In het midden der stad heeft men een fraai vierkant plein, met eene monumentale fontein versierd, aan de eene zijde bestreken door het apostolisch paleis, terwijl eene andere zijde wordt gevormd door den gevel der basiliek, waarbinnen zich het Heilig Huisje, la Santa Casa, de trots van Loreto bevindt.
Het verheft zich onder den koepel der kolossale kerk en op het gezicht van dat rijke marmeren tempeltje, aan alle zijden met beelden en bas-reliefs versierd, zou niemand vermoeden hier het nederige huisje van Nazareth voor zich te zien, dat eenmaal door Gods engelen herwaarts werd overgebracht. Doch treed het binnen en ge ziet u omringd door dezelfde muren, die eenmaal het H. Gezin herbergden, kale baksteenen, berookt door den walm der talrijke lampen en kaarsen, die onophoudelijk in het heiligdom branden, glimmend van de kussen der pelgrims, hier en daar met overoude fresco's versierd, die er reeds in het Heilig Land op werden aangebracht. Op den achtergrond is een altaar opgericht, waarboven het wonderbeeld van O.L.V. van Loreto prijkt en dat schitterend met kostbare ex-voto's is versierd. Pausen en vorsten hebben even als millioenen pelgrims in den loop der eeuwen hier in ootmoed neergeknield binnen de wanden van het nederig huisje, waar eenmaal de Koning der koningen als eenvoudig timmermanszoon heeft gearbeid, waar men nog den haard aanwijst, waarom het heilig Gezin zich vereenigde, het vaatwerk, dat door hun gebruik is geheiligd.
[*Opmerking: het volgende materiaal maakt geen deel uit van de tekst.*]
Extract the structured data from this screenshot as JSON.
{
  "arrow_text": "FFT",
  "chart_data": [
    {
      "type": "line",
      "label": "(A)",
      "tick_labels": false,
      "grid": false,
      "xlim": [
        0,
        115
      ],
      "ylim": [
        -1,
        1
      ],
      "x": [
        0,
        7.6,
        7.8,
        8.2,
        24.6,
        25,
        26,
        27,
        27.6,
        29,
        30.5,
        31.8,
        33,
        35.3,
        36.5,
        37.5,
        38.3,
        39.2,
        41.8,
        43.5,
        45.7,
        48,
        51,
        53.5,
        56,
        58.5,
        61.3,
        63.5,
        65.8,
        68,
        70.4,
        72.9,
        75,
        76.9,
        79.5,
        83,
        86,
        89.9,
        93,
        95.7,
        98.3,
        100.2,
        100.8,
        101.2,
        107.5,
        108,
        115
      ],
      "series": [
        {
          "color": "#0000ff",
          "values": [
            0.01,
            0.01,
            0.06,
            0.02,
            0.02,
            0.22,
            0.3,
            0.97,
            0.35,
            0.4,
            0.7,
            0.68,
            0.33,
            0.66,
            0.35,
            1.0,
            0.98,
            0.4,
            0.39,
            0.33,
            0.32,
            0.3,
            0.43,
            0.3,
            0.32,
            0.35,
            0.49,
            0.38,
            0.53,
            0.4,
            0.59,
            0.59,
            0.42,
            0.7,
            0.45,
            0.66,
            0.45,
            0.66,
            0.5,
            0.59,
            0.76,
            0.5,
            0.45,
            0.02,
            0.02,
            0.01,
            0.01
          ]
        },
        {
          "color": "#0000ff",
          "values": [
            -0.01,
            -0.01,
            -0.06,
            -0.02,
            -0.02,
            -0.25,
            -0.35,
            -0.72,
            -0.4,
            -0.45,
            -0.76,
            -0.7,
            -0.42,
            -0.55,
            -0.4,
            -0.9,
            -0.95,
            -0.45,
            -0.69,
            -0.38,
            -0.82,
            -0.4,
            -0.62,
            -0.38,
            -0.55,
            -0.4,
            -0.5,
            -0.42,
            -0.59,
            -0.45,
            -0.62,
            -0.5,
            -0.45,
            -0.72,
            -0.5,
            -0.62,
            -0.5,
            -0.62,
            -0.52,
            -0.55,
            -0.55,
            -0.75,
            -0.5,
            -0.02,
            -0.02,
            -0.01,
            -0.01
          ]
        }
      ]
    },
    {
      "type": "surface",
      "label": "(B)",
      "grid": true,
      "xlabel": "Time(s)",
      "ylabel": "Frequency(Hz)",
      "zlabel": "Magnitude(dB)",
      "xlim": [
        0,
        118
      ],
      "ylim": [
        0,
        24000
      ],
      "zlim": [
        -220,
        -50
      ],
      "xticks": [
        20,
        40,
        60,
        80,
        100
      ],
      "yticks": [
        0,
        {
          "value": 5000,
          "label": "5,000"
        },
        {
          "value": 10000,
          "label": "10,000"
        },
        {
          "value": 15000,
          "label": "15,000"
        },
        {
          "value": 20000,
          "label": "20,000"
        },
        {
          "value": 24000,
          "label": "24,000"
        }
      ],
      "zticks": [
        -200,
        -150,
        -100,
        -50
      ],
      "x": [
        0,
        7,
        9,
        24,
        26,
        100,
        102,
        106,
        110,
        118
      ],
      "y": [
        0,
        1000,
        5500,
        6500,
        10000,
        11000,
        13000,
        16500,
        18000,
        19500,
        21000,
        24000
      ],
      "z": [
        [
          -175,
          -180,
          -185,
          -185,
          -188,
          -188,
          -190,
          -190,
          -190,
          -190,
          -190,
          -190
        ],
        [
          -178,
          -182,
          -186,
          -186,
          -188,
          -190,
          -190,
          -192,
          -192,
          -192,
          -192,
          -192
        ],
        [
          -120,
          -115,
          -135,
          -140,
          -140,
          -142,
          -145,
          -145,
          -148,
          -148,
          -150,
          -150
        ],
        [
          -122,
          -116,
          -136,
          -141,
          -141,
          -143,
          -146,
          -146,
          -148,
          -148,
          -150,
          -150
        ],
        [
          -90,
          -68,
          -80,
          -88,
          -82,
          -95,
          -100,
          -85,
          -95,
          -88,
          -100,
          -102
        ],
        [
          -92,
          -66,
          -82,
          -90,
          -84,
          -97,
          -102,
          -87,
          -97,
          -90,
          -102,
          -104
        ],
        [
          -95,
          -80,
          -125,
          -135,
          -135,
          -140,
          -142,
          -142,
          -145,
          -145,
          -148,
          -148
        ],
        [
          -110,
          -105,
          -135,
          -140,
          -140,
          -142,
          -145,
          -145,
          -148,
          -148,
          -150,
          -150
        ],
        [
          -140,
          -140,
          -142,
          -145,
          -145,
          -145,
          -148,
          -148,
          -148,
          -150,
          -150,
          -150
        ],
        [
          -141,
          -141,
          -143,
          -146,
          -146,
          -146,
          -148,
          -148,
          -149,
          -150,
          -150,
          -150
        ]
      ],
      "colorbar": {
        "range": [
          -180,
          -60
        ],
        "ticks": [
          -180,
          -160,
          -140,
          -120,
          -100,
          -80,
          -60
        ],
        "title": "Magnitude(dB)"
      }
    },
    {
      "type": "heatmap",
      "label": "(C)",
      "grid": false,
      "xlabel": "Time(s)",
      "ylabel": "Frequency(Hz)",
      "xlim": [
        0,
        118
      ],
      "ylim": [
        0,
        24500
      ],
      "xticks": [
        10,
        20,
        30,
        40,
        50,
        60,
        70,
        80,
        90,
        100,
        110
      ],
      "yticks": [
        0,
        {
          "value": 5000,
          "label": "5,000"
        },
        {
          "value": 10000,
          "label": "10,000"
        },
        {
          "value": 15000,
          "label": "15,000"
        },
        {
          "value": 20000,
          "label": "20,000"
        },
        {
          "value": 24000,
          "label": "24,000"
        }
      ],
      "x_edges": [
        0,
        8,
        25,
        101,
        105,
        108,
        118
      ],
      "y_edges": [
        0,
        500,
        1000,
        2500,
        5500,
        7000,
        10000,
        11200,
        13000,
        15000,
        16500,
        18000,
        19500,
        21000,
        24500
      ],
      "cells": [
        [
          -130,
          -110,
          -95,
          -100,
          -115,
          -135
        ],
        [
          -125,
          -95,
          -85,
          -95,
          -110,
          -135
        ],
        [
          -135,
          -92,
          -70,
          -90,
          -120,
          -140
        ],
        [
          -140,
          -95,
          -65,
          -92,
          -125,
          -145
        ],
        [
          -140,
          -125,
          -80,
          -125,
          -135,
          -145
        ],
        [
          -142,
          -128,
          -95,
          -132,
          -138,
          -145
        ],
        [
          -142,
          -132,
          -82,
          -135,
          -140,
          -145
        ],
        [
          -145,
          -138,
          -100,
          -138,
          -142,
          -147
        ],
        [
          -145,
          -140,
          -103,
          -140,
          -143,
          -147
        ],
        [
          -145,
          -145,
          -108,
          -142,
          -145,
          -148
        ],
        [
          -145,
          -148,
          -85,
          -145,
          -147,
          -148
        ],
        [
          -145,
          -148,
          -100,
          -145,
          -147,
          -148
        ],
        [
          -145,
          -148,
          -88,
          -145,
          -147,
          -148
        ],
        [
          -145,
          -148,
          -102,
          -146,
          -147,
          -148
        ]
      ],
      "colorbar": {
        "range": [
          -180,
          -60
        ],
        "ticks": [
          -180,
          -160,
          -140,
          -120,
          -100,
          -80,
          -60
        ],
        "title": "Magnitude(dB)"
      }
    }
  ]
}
Waar zou ik eindigen, wilde ik al de schatten en kostbaarheden opsommen, die de liefde en godsvrucht der pelgrims ter eere van O.L.V. van Loreto heeft bijeengebracht en die in de negen en zestig kasten langs de wanden der schatkamer bewaard worden? Daar schitteren naast de gouden kelken, door drie pausen geofferd, diademen, halssnoeren en armbanden van vorstinnen; naast kruisbeelden, kandelaren of andere kerkelijke vaten van edel metaal, door hooge geestelijken geschonken, geheele figuren, straalkransen en sterren of de namen van Jesus en Maria geheel gevormd uit ringen, oorhangers en andere kleinoodiën, flonkerend van honderden edelgesteenten. Slechts een tachtig jaren tijds zijn noodig geweest voor de vereerders van het Heilig Huisje om al deze schatten bijeen te brengen; want de revolutie van het laatst der vorige eeuw had de geheele schatkamer van O.L.V. van Loreto leeggeplunderd en tot zelfs de glazen deuren der kasten meegenomen. Doch al kon de revolutie die kostbaarheden rooven, de liefde der geloovigen voor het H. Gezin kon zij niet wegnemen, en al strekt het tegenwoordige Italiaansche gouvernement opnieuw de handen uit naar die schatten, welke het reeds onder zijne hoede (?) genomen heeft, - onder de hoede van het christenvolk is het H. Huisje veilig, en de Voorzienigheid, die het eenmaal uit de macht der ongeloovigen verloste, zal niet toelaten dat het moderne ongeloof aan de woning rake, door het verblijf van Jesus, Maria en Jozef geheiligd.